Speaking of which: The magazine has gone and done it again! This time half the bloody planet is in uproar over a new cartoon that seems to suggest that if drowned toddler Aylun Kurdi had lived he would have grown up to become a sex pest like one of the group gropers in Cologne. 

But you could also read its message in the opposite way. Rather than mocking Muslims, it could be seen as a parody of the politically incorrect "Islamophobic" stereotype of them. 

This kind of thing often happens with satire -- even when the writer thinks he's being crystal clear with it. A personal example: I used to perform a right-on leftie character who was clearly the joke, not the joker. He was meant to be laughed at, not with.

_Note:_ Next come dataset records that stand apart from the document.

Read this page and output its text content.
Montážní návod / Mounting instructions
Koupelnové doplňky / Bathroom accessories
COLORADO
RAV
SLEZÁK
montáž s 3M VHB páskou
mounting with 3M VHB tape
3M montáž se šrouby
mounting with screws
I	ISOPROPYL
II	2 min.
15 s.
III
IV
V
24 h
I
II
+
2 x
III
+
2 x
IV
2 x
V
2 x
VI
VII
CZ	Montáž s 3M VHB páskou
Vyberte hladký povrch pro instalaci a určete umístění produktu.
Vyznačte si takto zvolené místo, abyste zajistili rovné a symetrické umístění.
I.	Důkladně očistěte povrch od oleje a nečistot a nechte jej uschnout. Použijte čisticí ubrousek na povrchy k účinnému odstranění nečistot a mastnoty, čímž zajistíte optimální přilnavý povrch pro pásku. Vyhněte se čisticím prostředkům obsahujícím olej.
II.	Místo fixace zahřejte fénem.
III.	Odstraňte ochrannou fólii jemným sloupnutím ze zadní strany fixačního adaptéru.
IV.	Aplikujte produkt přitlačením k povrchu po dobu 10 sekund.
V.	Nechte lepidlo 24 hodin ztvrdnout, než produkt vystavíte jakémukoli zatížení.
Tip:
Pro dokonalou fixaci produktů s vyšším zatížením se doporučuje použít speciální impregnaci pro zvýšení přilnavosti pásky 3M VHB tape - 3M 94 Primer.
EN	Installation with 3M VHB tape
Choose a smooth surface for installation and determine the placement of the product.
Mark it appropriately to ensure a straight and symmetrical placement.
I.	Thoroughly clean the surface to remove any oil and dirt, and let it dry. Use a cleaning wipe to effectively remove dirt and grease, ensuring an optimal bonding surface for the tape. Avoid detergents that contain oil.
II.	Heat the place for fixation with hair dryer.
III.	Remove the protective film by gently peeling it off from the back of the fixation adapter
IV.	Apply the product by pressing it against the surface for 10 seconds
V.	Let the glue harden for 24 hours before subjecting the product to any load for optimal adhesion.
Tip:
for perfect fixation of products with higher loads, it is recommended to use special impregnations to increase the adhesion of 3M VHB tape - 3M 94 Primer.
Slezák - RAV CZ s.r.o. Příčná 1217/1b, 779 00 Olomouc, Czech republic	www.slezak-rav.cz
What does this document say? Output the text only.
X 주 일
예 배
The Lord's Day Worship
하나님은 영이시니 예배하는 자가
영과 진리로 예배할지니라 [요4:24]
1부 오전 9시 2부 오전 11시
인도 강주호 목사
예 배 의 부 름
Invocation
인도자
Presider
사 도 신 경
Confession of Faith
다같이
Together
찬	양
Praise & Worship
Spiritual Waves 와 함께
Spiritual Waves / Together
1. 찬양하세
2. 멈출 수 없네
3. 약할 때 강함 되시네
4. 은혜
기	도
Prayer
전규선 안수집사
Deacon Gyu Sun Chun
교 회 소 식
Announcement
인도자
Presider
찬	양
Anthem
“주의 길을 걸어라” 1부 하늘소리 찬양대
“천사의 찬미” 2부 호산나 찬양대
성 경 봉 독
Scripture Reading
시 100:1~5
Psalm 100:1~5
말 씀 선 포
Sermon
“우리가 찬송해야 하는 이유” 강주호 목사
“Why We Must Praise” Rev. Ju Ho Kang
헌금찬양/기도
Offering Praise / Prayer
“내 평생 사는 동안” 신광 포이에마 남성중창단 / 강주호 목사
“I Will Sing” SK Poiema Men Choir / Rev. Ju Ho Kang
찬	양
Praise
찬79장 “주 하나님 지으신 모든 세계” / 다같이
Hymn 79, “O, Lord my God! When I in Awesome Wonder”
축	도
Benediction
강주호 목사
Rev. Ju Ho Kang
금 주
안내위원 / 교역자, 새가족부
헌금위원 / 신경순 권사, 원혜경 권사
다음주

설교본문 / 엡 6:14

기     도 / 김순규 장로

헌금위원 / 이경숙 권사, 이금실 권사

After 9/11, he would say how sad he felt for the "innocent victims" of that terrible day, "all nineteen of them". Almost everyone saw what I, through the character, was getting at. But at least one audience member didn't. After the gig he paid out on me because he thought that I agreed with the character and was thereby condoning what the terrorists did! I tried to explain that I was mocking that very attitude. He didn't buy it. You see what you want to see, as the saying goes ... 

So, it's easy to grab the wrong end of the satirical stick. And it looks like this is what is happening with this latest Charlie Hebdo "outrage". As this tweep points out, the offending "Aylun as groper" cartoon was placed in a context that should be considered.

If you're going to ignore that context you completely distort the message. I think this tweet sums it up well:
Getting all outraged about it therefore becomes a massive own goal. Needless to say, there are heaps of them being scored all over the world.

And even if Charlie Hebdo is trying to offend Muslims with their most recent offering, their cartoonists certainly don't deserve to die for it. Yet this is what a lot of people are wishing for. "These fascists deserve a repeat of what happened a year ago!" is a very popular sentiment.

Of course you'd expect lots of Muslims to believe this. But heaps of those caring sharing, compassionate and "pro-freedom of speech" liberals and lefties do too. Depressing that so many of them don't see where all this is leading us.